Without hesitation I said, "I always wanted to be a mom with two boys."
He laughed and said, "No mom, what did you want to be?"
My 14-year old son chimed in asking if I wanted to be a doctor or a lawyer. He remembered I had a degree in Economics and asked if I wanted to be an Economist.
Again, I said, "No, I wanted to be a mom with two boys."
It really was my dream to have a wonderful husband who would provide for us while I stayed at home with my two boys. I didn't want girls because I knew I would never able to fix their hair properly. I wanted two, crazy, testosterone-driven boys. God gave me all of this, and yet my children were in disbelief as to what I wanted to be when I grew up.
My 12-year old asked again, "Mom, really, what did you want to be?"
I said, "Being a mom is the best job in the world. Why would anyone want to be anything else? I love being a mom. You guys make my life happy and I love going to work."
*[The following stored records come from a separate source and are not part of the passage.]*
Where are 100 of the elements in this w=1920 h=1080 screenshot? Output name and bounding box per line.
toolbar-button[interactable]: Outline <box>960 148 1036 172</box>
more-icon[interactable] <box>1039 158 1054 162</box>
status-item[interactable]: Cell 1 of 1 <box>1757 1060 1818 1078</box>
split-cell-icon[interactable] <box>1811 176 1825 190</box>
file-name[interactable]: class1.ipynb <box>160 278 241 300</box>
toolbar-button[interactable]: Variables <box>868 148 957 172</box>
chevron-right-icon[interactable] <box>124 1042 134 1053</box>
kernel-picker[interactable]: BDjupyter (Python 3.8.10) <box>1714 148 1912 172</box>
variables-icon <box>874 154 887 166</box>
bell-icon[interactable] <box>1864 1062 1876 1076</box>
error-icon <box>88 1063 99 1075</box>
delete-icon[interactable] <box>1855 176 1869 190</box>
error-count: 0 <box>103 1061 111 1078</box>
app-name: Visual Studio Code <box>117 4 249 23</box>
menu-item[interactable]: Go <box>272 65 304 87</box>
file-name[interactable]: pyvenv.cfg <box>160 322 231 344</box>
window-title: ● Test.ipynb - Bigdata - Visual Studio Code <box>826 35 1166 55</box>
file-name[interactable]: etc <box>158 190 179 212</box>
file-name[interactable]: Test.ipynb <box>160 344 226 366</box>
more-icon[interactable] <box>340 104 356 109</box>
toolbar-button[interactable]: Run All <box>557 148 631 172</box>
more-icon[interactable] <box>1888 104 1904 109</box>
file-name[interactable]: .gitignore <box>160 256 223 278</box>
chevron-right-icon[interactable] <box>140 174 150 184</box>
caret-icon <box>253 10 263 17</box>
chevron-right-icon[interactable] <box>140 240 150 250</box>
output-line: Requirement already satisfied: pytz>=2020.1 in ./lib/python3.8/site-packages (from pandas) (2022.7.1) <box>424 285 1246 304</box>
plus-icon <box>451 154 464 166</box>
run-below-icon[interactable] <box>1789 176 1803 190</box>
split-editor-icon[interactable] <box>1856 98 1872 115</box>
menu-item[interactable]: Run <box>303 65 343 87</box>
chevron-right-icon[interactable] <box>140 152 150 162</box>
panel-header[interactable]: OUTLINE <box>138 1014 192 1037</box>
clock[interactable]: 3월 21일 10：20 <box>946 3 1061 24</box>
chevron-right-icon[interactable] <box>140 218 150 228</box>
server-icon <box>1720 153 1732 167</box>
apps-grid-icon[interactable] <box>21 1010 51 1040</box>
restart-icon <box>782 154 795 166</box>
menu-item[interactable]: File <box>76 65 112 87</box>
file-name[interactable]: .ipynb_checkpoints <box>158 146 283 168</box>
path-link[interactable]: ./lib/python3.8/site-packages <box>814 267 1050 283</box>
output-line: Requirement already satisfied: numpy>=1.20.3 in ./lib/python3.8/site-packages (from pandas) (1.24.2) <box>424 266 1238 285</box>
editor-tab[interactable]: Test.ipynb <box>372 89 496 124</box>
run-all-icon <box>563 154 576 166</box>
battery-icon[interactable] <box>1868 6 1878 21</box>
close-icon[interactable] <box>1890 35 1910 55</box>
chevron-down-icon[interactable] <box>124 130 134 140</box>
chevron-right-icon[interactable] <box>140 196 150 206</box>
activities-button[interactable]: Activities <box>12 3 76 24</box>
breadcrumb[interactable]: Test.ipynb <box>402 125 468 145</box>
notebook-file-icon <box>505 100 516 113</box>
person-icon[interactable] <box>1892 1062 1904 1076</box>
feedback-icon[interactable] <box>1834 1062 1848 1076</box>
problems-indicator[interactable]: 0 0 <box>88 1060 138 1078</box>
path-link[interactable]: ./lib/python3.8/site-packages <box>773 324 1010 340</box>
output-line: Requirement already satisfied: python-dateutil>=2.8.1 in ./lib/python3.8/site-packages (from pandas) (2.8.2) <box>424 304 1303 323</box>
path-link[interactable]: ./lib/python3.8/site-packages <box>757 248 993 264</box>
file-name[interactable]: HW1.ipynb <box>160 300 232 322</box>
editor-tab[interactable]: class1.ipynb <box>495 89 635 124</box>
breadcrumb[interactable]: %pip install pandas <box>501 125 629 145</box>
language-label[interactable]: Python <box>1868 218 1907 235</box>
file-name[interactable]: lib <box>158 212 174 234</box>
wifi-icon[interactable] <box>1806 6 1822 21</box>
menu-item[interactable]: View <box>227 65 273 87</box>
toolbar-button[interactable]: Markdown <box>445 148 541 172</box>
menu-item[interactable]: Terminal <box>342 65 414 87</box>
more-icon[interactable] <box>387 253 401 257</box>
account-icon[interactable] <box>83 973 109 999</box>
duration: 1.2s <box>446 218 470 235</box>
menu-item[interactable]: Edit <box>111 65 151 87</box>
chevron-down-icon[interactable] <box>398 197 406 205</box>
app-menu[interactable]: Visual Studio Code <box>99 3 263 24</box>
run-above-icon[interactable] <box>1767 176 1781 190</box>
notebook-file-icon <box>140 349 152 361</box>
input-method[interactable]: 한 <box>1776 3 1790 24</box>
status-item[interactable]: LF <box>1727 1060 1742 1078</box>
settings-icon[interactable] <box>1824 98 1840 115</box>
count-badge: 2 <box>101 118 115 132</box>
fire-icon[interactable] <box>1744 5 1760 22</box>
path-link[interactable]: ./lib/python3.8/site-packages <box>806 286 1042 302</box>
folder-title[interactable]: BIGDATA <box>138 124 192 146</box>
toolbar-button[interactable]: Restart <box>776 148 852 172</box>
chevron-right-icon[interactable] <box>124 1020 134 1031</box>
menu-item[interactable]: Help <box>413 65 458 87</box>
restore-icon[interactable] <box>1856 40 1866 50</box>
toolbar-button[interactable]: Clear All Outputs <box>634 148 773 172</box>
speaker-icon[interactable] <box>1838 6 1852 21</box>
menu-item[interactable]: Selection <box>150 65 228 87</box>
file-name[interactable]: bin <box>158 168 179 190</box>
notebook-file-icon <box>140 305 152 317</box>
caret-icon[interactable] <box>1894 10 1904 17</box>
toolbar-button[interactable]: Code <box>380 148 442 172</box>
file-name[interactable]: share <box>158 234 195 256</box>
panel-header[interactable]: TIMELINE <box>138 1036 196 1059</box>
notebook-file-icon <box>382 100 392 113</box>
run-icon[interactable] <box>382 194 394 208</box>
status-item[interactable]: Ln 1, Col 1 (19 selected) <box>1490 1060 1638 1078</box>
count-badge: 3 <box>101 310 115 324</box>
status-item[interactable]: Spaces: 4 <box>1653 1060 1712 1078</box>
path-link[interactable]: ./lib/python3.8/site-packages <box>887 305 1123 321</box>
There was quite a bit of eye-rolling as I said this. They couldn't believe anyone would just want to be a mom. I think they expected me to have "bigger" ambitions. They didn't understand that being a mom was most important job any woman would ever experience. They didn't get being at all their school functions and sport activities was so much fun for me. They didn't comprehend that helping them with homework and making sure they were loved and acknowledged was the most demanding job in the world. They just thought a MOM was not enough.
As we finished dinner, my youngest was going to try and pin me down one more time. "Mom, what kind of job did you want where you would get a paycheck every week?"
I told him payments can come in different forms and I didn't need to be paid in cash to have a job. There are other ways for people to get paid like in compliments or self satisfaction.
Looking confused and defeated, he gave me a kiss and hug and said, "Well, I am glad you are my mom."
As he walked away, I smiled to myself thinking I had done a great job at the office today. And what about the paycheck, you ask? Can one really put a price tag on a kiss, hug and compliment from a 12-year old boy that calls you MOM? Or should we just say priceless?